目標と達成の積み重ね。

遷延性意識障害の母と過ごした7年を振り返り、今だから綴れるお話です😊

回顧271

2017年。
静かに新年を迎え、母に「明けましておめでとう」を言ったのは病院のベッド。

年末年始の在宅介護を節目として、目標としてきたが6年目は叶わなかった。
それでも、母の生きる力は伝わってくる。

人工呼吸器の規則的な音が響く病室で、新聞と小説を読み聞かせる。正面のベッドの患者さんが見ているであろうテレビから、お正月らしい音声が聞こえる。入院と同時に申込んだ、個人用のテレビはなぜか、未設置。

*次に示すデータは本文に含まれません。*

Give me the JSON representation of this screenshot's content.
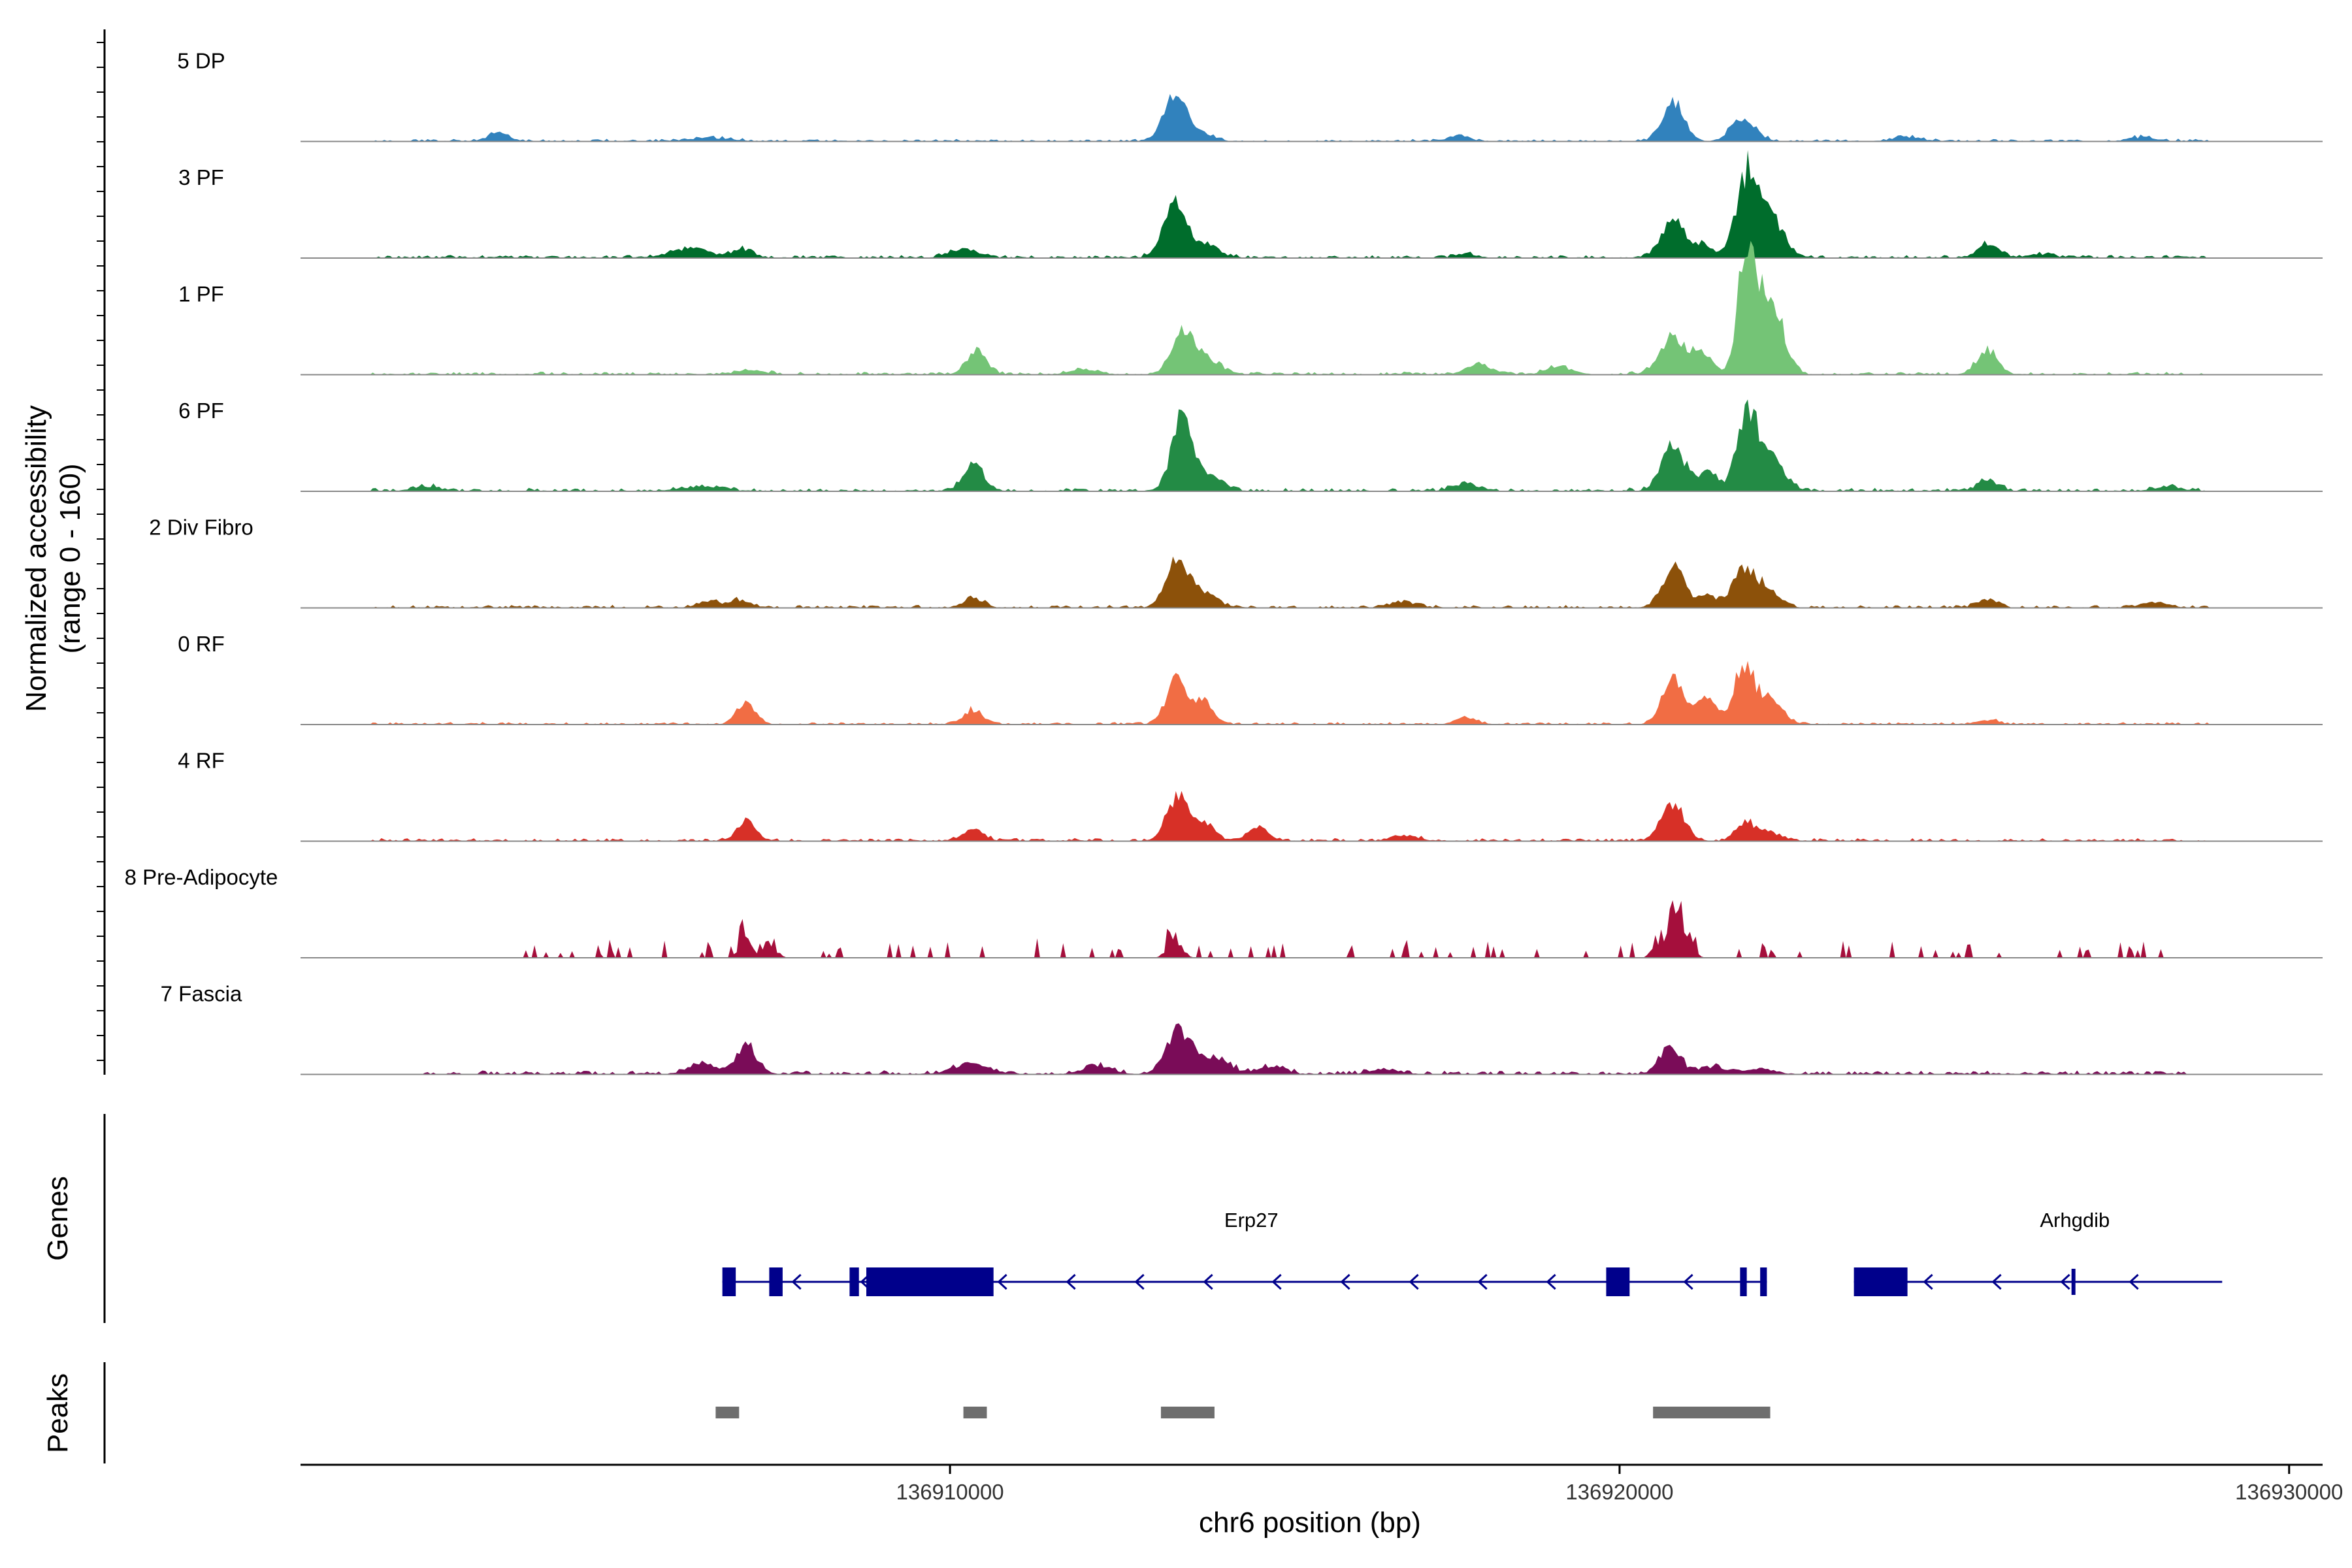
{
  "chart_data": {
    "type": "area",
    "title": "",
    "xlabel": "chr6 position (bp)",
    "ylabel": "Normalized accessibility",
    "ylabel_range": "(range 0 - 160)",
    "ylim": [
      0,
      160
    ],
    "xlim": [
      136900300,
      136930500
    ],
    "x_ticks": [
      136910000,
      136920000,
      136930000
    ],
    "x_tick_labels": [
      "136910000",
      "136920000",
      "136930000"
    ],
    "genes_label": "Genes",
    "peaks_label": "Peaks",
    "series": [
      {
        "name": "5 DP",
        "color": "#3182bd",
        "peaks": [
          [
            136903250,
            10,
            150
          ],
          [
            136906400,
            4,
            300
          ],
          [
            136913350,
            48,
            160
          ],
          [
            136913700,
            10,
            200
          ],
          [
            136917600,
            7,
            150
          ],
          [
            136920800,
            45,
            160
          ],
          [
            136921850,
            25,
            180
          ],
          [
            136924300,
            5,
            200
          ],
          [
            136927800,
            4,
            200
          ]
        ],
        "noise": 2.5,
        "range": [
          136901300,
          136928800
        ],
        "seed": 11
      },
      {
        "name": "3 PF",
        "color": "#006d2c",
        "peaks": [
          [
            136906100,
            10,
            300
          ],
          [
            136906900,
            10,
            150
          ],
          [
            136910200,
            10,
            200
          ],
          [
            136913350,
            60,
            170
          ],
          [
            136913800,
            15,
            200
          ],
          [
            136917700,
            5,
            150
          ],
          [
            136920800,
            40,
            180
          ],
          [
            136921250,
            15,
            120
          ],
          [
            136921900,
            90,
            160
          ],
          [
            136922250,
            45,
            200
          ],
          [
            136925500,
            17,
            150
          ],
          [
            136926300,
            4,
            200
          ]
        ],
        "noise": 3,
        "range": [
          136901300,
          136928800
        ],
        "seed": 23
      },
      {
        "name": "1 PF",
        "color": "#74c476",
        "peaks": [
          [
            136907000,
            5,
            200
          ],
          [
            136910400,
            25,
            150
          ],
          [
            136912000,
            6,
            200
          ],
          [
            136913450,
            45,
            150
          ],
          [
            136913800,
            20,
            200
          ],
          [
            136917900,
            12,
            180
          ],
          [
            136919100,
            8,
            200
          ],
          [
            136920800,
            40,
            200
          ],
          [
            136921250,
            25,
            150
          ],
          [
            136921900,
            140,
            130
          ],
          [
            136922250,
            90,
            180
          ],
          [
            136925500,
            28,
            150
          ]
        ],
        "noise": 3,
        "range": [
          136901300,
          136928800
        ],
        "seed": 37
      },
      {
        "name": "6 PF",
        "color": "#238b45",
        "peaks": [
          [
            136902200,
            5,
            200
          ],
          [
            136906300,
            5,
            300
          ],
          [
            136910350,
            30,
            150
          ],
          [
            136913450,
            80,
            150
          ],
          [
            136913850,
            18,
            200
          ],
          [
            136917700,
            8,
            200
          ],
          [
            136920800,
            50,
            170
          ],
          [
            136921300,
            20,
            150
          ],
          [
            136921900,
            85,
            150
          ],
          [
            136922250,
            40,
            200
          ],
          [
            136925500,
            12,
            150
          ],
          [
            136928200,
            4,
            200
          ]
        ],
        "noise": 3.5,
        "range": [
          136901300,
          136928800
        ],
        "seed": 41
      },
      {
        "name": "2 Div Fibro",
        "color": "#8c510a",
        "peaks": [
          [
            136906400,
            8,
            150
          ],
          [
            136906850,
            8,
            150
          ],
          [
            136910350,
            10,
            150
          ],
          [
            136913400,
            50,
            170
          ],
          [
            136913800,
            15,
            200
          ],
          [
            136916800,
            6,
            200
          ],
          [
            136920800,
            47,
            160
          ],
          [
            136921300,
            15,
            150
          ],
          [
            136921850,
            42,
            160
          ],
          [
            136922200,
            22,
            180
          ],
          [
            136925500,
            10,
            150
          ],
          [
            136928000,
            6,
            200
          ]
        ],
        "noise": 3,
        "range": [
          136901300,
          136928800
        ],
        "seed": 53
      },
      {
        "name": "0 RF",
        "color": "#f16d44",
        "peaks": [
          [
            136906950,
            24,
            140
          ],
          [
            136910350,
            16,
            150
          ],
          [
            136913400,
            50,
            160
          ],
          [
            136913800,
            24,
            130
          ],
          [
            136917700,
            8,
            150
          ],
          [
            136920800,
            50,
            160
          ],
          [
            136921300,
            30,
            140
          ],
          [
            136921850,
            65,
            150
          ],
          [
            136922250,
            30,
            180
          ],
          [
            136925500,
            5,
            150
          ]
        ],
        "noise": 2.5,
        "range": [
          136901300,
          136928800
        ],
        "seed": 61
      },
      {
        "name": "4 RF",
        "color": "#d73027",
        "peaks": [
          [
            136906950,
            22,
            140
          ],
          [
            136910350,
            14,
            150
          ],
          [
            136913400,
            50,
            160
          ],
          [
            136913800,
            20,
            150
          ],
          [
            136914600,
            16,
            150
          ],
          [
            136916800,
            6,
            200
          ],
          [
            136920800,
            42,
            170
          ],
          [
            136921900,
            20,
            150
          ],
          [
            136922300,
            8,
            150
          ]
        ],
        "noise": 3,
        "range": [
          136901300,
          136928800
        ],
        "seed": 71
      },
      {
        "name": "8 Pre-Adipocyte",
        "color": "#a50f3c",
        "peaks": [
          [
            136906950,
            40,
            80
          ],
          [
            136907300,
            15,
            100
          ],
          [
            136913350,
            28,
            100
          ],
          [
            136920800,
            65,
            70
          ],
          [
            136920600,
            22,
            90
          ],
          [
            136921000,
            28,
            90
          ]
        ],
        "noise": 0,
        "spiky": true,
        "range": [
          136903500,
          136928500
        ],
        "seed": 83
      },
      {
        "name": "7 Fascia",
        "color": "#7a0c58",
        "peaks": [
          [
            136906950,
            32,
            150
          ],
          [
            136906300,
            12,
            200
          ],
          [
            136910300,
            12,
            250
          ],
          [
            136912200,
            10,
            200
          ],
          [
            136913400,
            45,
            180
          ],
          [
            136913900,
            18,
            250
          ],
          [
            136914800,
            8,
            200
          ],
          [
            136916500,
            6,
            200
          ],
          [
            136920750,
            32,
            150
          ],
          [
            136921400,
            8,
            200
          ],
          [
            136922100,
            6,
            200
          ]
        ],
        "noise": 4,
        "range": [
          136902100,
          136928500
        ],
        "seed": 97
      }
    ],
    "genes": [
      {
        "name": "Erp27",
        "strand": "-",
        "start": 136906600,
        "end": 136922200,
        "exons": [
          [
            136906600,
            136906800,
            "thick"
          ],
          [
            136907300,
            136907500,
            "thick"
          ],
          [
            136908500,
            136908640,
            "thick"
          ],
          [
            136908750,
            136910650,
            "thick"
          ],
          [
            136919800,
            136920150,
            "thick"
          ],
          [
            136921800,
            136921900,
            "thick"
          ],
          [
            136922100,
            136922200,
            "thick"
          ]
        ]
      },
      {
        "name": "Arhgdib",
        "strand": "-",
        "start": 136923500,
        "end": 136929000,
        "exons": [
          [
            136923500,
            136924300,
            "thick"
          ],
          [
            136926750,
            136926800,
            "thin"
          ]
        ]
      }
    ],
    "peak_regions": [
      [
        136906500,
        136906850
      ],
      [
        136910200,
        136910550
      ],
      [
        136913150,
        136913950
      ],
      [
        136920500,
        136922250
      ]
    ]
  }
}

抗生剤の点滴が始まって以来、一週間の絶食。消化器機能も低下するだろう、低栄養の改善もなく、低体温を起こし顔が白っぽくなった母。居たたまれない気持ちで過ごし、やっと担当医から説明を聞ける時がきた。そこで…「年末から肺炎と心不全が続いている状態。見守るしかない。」と聞かされ、頭が真っ白!見守るしかない…?治療は…?
数秒の沈黙のあと、やっと出た言葉は「家で看護したい」だった。強い言葉でたしなめられた。わかっていたが、その言葉を出すことが母にしてやれる精一杯のことだった。
孤独感が広がる、つらくて苦しい日々。